Demonstrated Canopy Height Distribution
The first area assessed are the Bull Creek and Eel River groves in Humboldt Redwoods State Park.
Here the canopy is relatively continuous within groves (in other words very few canopy gaps) with the exception of a couple areas. This is a LiDAR color height map along Bull Creek in the Tall Tree area (Tall Tree / Rockefeller Redwood is in upper right). The area shown covers about 500m x 500m. Yellow is over 80 meters, orange over 90 meters, and red over 100 meters. Here you can see yellows and oranges dominate, with most tree heights in the 275-300-foot range. Then here and there are taller trees, which tend to clump together.
This same pattern is repeated over and over in these groves, resulting in this aggregate canopy height distribution map:
To highlight what is shown, this is the percent of the canopy over given heights:
Over 280 feet 51%
Over 300 feet 35%
Over 320 feet 16%
Over 330 feet 8.5%
Over 340 feet 3.5%
Over 350 feet 1.1%
Over 360 feet 0.2%
Over 370 feet 0.01%
A top five percent tree is 340 feet tall.
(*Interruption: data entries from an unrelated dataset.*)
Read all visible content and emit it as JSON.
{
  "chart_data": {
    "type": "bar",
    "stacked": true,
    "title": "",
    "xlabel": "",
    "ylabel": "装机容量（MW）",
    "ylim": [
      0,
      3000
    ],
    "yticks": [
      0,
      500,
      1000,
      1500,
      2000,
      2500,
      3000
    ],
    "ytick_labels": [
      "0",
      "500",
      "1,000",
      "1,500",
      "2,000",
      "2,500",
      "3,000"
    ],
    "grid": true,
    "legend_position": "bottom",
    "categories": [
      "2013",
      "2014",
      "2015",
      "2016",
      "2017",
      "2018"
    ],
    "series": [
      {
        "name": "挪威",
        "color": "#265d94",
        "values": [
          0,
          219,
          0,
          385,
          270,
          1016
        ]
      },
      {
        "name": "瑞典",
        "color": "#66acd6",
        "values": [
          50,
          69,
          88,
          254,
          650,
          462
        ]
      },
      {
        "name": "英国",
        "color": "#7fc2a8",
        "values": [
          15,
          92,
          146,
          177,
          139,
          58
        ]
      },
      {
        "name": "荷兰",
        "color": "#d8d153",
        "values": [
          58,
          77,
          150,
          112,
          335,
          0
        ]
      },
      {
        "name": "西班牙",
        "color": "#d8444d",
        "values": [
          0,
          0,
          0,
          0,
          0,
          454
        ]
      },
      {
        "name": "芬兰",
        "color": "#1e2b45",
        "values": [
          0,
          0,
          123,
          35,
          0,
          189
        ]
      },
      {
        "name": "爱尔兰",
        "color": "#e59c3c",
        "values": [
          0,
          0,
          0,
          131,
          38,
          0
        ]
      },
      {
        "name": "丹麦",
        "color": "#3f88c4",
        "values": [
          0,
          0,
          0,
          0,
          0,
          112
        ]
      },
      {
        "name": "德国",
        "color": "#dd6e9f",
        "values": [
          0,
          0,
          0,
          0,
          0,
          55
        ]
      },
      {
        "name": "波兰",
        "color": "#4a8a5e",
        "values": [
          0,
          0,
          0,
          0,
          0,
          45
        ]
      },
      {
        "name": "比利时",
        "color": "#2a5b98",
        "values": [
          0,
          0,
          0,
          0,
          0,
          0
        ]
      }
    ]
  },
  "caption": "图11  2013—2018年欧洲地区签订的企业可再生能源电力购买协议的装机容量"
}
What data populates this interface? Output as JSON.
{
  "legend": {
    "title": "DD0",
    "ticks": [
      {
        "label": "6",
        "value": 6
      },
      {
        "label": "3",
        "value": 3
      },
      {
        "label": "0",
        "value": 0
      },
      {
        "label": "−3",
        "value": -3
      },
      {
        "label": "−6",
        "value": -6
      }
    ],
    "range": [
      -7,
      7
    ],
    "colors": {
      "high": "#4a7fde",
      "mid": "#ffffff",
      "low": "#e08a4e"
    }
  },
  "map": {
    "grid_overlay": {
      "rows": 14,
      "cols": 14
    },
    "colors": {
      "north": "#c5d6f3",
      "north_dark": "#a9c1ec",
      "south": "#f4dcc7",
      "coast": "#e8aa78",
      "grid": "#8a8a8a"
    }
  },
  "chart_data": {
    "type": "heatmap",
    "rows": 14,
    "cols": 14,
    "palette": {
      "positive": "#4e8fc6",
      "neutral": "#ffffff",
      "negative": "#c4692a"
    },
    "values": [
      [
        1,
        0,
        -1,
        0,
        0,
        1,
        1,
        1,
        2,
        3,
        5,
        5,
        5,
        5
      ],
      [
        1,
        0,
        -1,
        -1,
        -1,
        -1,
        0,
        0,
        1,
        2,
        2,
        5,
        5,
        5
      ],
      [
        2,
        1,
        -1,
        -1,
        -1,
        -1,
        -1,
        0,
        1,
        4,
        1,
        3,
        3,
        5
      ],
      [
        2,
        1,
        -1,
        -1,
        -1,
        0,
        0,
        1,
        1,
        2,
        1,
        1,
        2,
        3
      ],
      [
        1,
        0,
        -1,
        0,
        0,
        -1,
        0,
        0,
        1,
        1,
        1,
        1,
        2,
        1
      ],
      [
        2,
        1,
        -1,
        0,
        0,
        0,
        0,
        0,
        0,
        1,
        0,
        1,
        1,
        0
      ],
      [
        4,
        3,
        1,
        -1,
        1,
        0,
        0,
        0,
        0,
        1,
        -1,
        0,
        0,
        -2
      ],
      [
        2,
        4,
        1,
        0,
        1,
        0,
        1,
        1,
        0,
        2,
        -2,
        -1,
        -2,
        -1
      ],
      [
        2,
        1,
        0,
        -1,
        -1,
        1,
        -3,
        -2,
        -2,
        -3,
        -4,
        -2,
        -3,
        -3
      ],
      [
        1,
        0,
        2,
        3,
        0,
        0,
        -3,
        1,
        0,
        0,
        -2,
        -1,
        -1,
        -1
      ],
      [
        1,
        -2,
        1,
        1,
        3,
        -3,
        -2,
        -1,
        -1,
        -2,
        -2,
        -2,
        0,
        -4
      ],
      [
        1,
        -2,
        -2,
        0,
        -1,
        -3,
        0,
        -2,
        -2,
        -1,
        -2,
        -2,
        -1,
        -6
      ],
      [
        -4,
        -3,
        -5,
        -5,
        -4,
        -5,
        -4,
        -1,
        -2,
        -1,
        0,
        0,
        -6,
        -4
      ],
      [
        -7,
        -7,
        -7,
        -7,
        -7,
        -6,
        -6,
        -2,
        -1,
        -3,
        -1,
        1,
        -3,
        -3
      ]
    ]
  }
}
Then the second area assessed is a drainage well north of Humboldt Redwoods State Park. Here the canopy is emergent, there are large gaps with lower heights but certainly many areas with tall redwoods, typically following slopes along and above creeks, which provide good soil and some wind protection. This is a LiDAR color height map of a portion of the valley, covering about a 500m x 500m area. Yellow is over 80 meters, orange over 90 meters, and red over 100 meters. Here you can see yellows and oranges in groups separated by lower canopy, with most tree heights in the 250-260-foot range. Then here and there are taller trees. The tall trees are less dense, more spread out, versus Humboldt Redwoods State Park.
A dozen similar areas were then aggregated to create this height distribution chart:
To highlight what is shown, here is the percent of canopy above certain heights:
Over 260 feet 54%
Over 280 feet 25%
Over 300 feet 7%
Over 310 feet 3%
Over 320 feet 1.2%
Over 330 feet 0.3%
Over 340 feet .07%
Over 350 feet .03%
A top five percent tree is 310 feet tall.
Putting HRSP and the northern redwood park area together in a graph of ten-foot height intervals above median height, it is evident both follow a similar distribution up to the tallest trees. This is likely true when reviewing other old growth redwood areas.
Finally this is a chart showing the canopy cross section in the three tallest 100m x 100m (hectares) in Humboldt Redwoods State Park. As noted earlier, the tallest trees tend to grow adjacently and are twenty to thirty feet above the average height in the local (one hectare) area.
Redwoods became rare coming out of the latest ice age, then old growth redwoods became much, much rarer after commercial harvest. Then within remaining old growth areas, the tree heights follow a truncated normal distribution, with decreasing numbers of trees for each ten foot increment above the local median. Then the tallest trees, those over 340 feet, are very uncommon and tend to clump together in very specific areas having the most optimal growing conditions.